C’est pourtant défendu par certains. Ce qui s’est passé à la Champignonnière à Bruxelles avec cette jeune fille sacrifiée fait quand même penser à des rituels sataniques…
C’est la piste des témoins X, qui ouvre un horizon immense auquel je ne connais rien. J’ai lu comme vous tout ce qui a été publié sur cette affaire Dutroux et sur des pistes parallèles. Moi, je me suis attaché au contenu de mon dossier et du procès. Je ne pars pas sur des pistes que je ne connais pas.
Il y a pas mal d’ironie dans votre livre, d’insinuations, de nondits. Qu’est-ce que vous ressentez aujourd’hui et quelle a été l’importance de ce dossier dans votre vie privée et professionnelle ?

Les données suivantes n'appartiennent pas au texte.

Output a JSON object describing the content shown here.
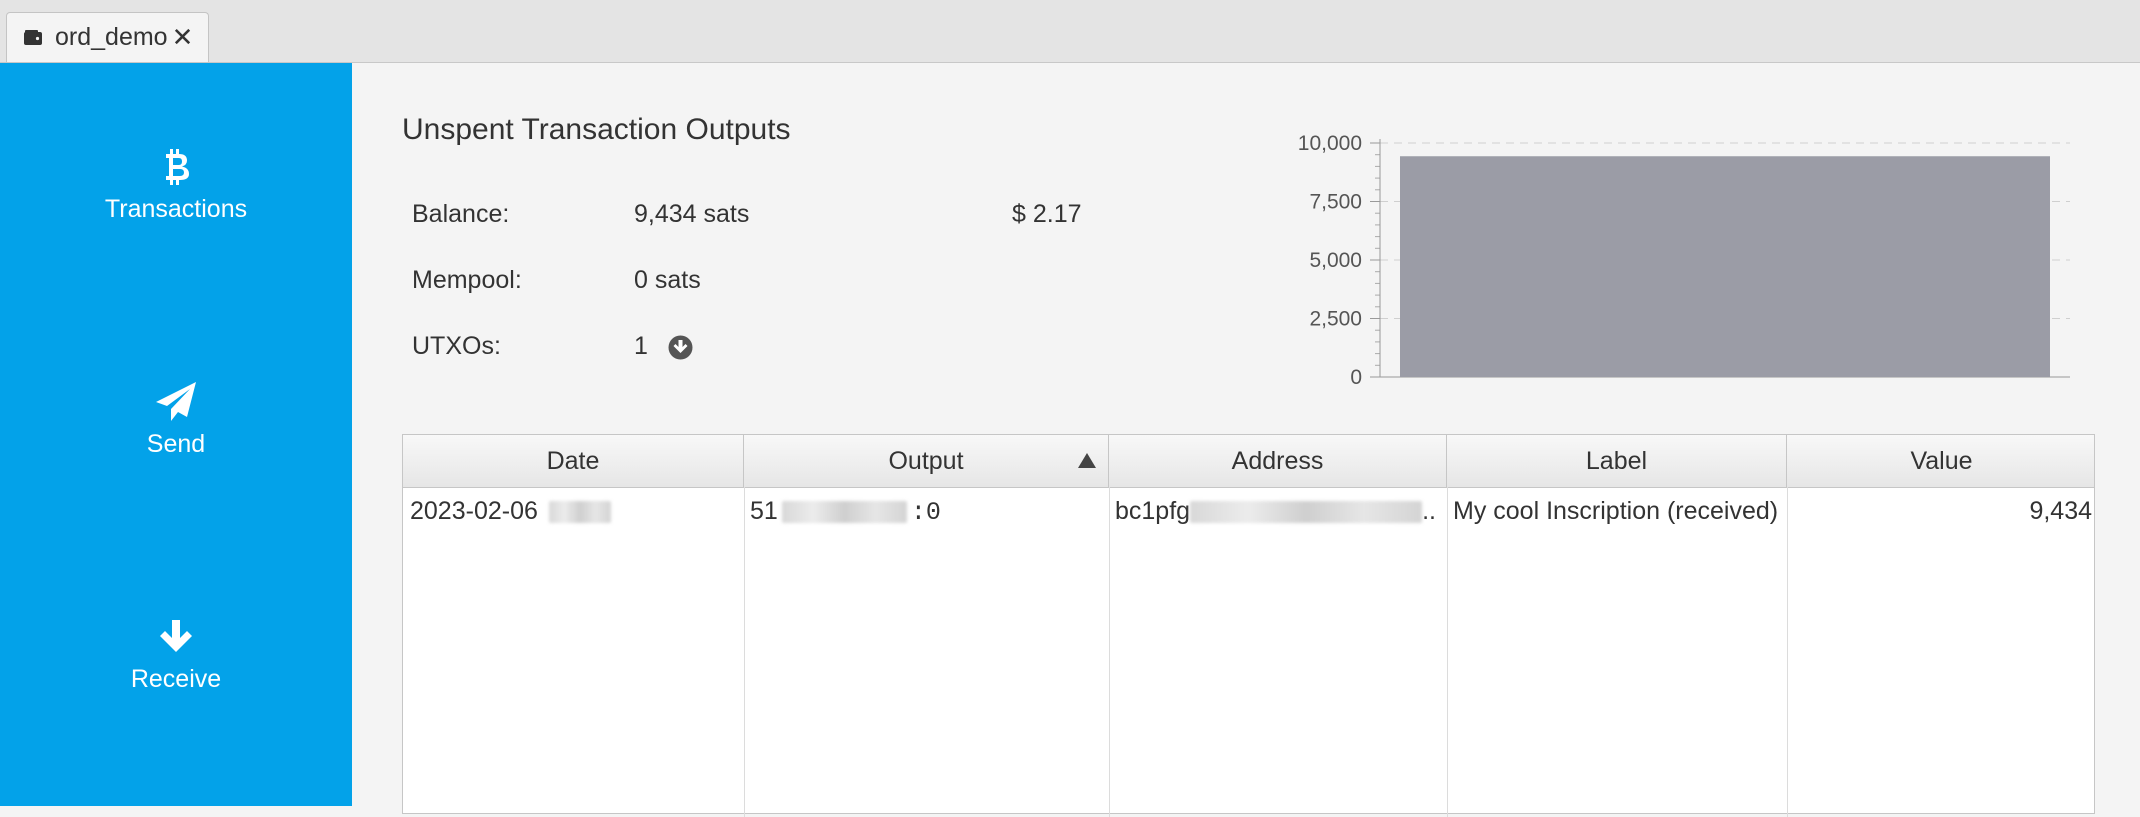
{
  "tab": {
    "title": "ord_demo",
    "close": "✕",
    "icon": "wallet-icon"
  },
  "sidebar": {
    "items": [
      {
        "label": "Transactions",
        "icon": "bitcoin-icon"
      },
      {
        "label": "Send",
        "icon": "paper-plane-icon"
      },
      {
        "label": "Receive",
        "icon": "arrow-down-icon"
      }
    ],
    "color": "#03a2e9"
  },
  "utxos": {
    "title": "Unspent Transaction Outputs",
    "balance_label": "Balance:",
    "balance_value": "9,434 sats",
    "balance_fiat": "$ 2.17",
    "mempool_label": "Mempool:",
    "mempool_value": "0 sats",
    "utxo_label": "UTXOs:",
    "utxo_value": "1"
  },
  "chart_data": {
    "type": "bar",
    "categories": [
      ""
    ],
    "values": [
      9434
    ],
    "title": "",
    "xlabel": "",
    "ylabel": "",
    "ylim": [
      0,
      10000
    ],
    "yticks": [
      "0",
      "2,500",
      "5,000",
      "7,500",
      "10,000"
    ],
    "grid": true,
    "bar_color": "#9b9ca6"
  },
  "table": {
    "columns": [
      "Date",
      "Output",
      "Address",
      "Label",
      "Value"
    ],
    "sorted_column": "Output",
    "rows": [
      {
        "date": "2023-02-06",
        "output_prefix": "51",
        "output_suffix": ":0",
        "address_prefix": "bc1pfg",
        "address_suffix": "..",
        "label": "My cool Inscription (received)",
        "value": "9,434"
      }
    ]
  }
}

Je crois que l’ironie est un trait de caractère qui ressort. Mais il faut d’abord penser juste. Je ne suis pas d’humeur à plaisanter et je veux bien qu’on y trouve de l’ironie, si c’est de l’ironie dans le jugement, et que ce jugement témoigne de l’objectivité et du réalisme.
Avez-vous souffert pendant ce procès ? Et après ?
Oui, ma vie familiale a explosé. Toute ma vie a été changée aussi. Je n’ai pas conservé beaucoup d’amis. Et je n’ai sans doute pas amélioré ma position en laissant entendre que Dutroux n’était pas tout seul. Tant pis, car ce qui compte, c’est la vérité. Je suis assez heureux que, 20 ans plus tard, plusieurs auteurs me rejoignent sans me citer.
Comme disait Gino Russo, « j’en veux moins à Marc Dutroux qu’à ceux qui n’ont pas cherché ».
Pour un père qui a perdu sa fille dans ces circonstances, c’est un jugement d’une rare objectivité, parce qu’il ne s’attarde pas au réel et au visible immédiat, il va chercher plus loin. Il est objectif.
Après 20 ans, plein de questions restent en suspens…
Oui, et je les avais annoncées.
On peut dire que ceux qui maintenant se réveillent peuvent vous rendre hommage. Votre livre est horrible, mais passionnant. On préférerait que ce soit un roman policier, mais la vérité dépasse la fiction. Avez-vous subi des menaces ?
Non, aucune, autrement je l’aurais dit, moins pour être protégé que par souci de la vérité. Le métier d’avocat est fondamental, il faut le vivre au service de la vérité, quoi que l’on risque personnellement. Mais comme je n’étais qu’un rouage dans un système, que la plupart de ce que j’ai demandé n’a pas été obtenu, j’ai le sentiment de n’avoir servi à rien. Pourtant, à refaire, je me comporterais de la même manière.
Propos recueillis par Alexandre Penasse en juin 2024, retranscrits par Bernard Legros.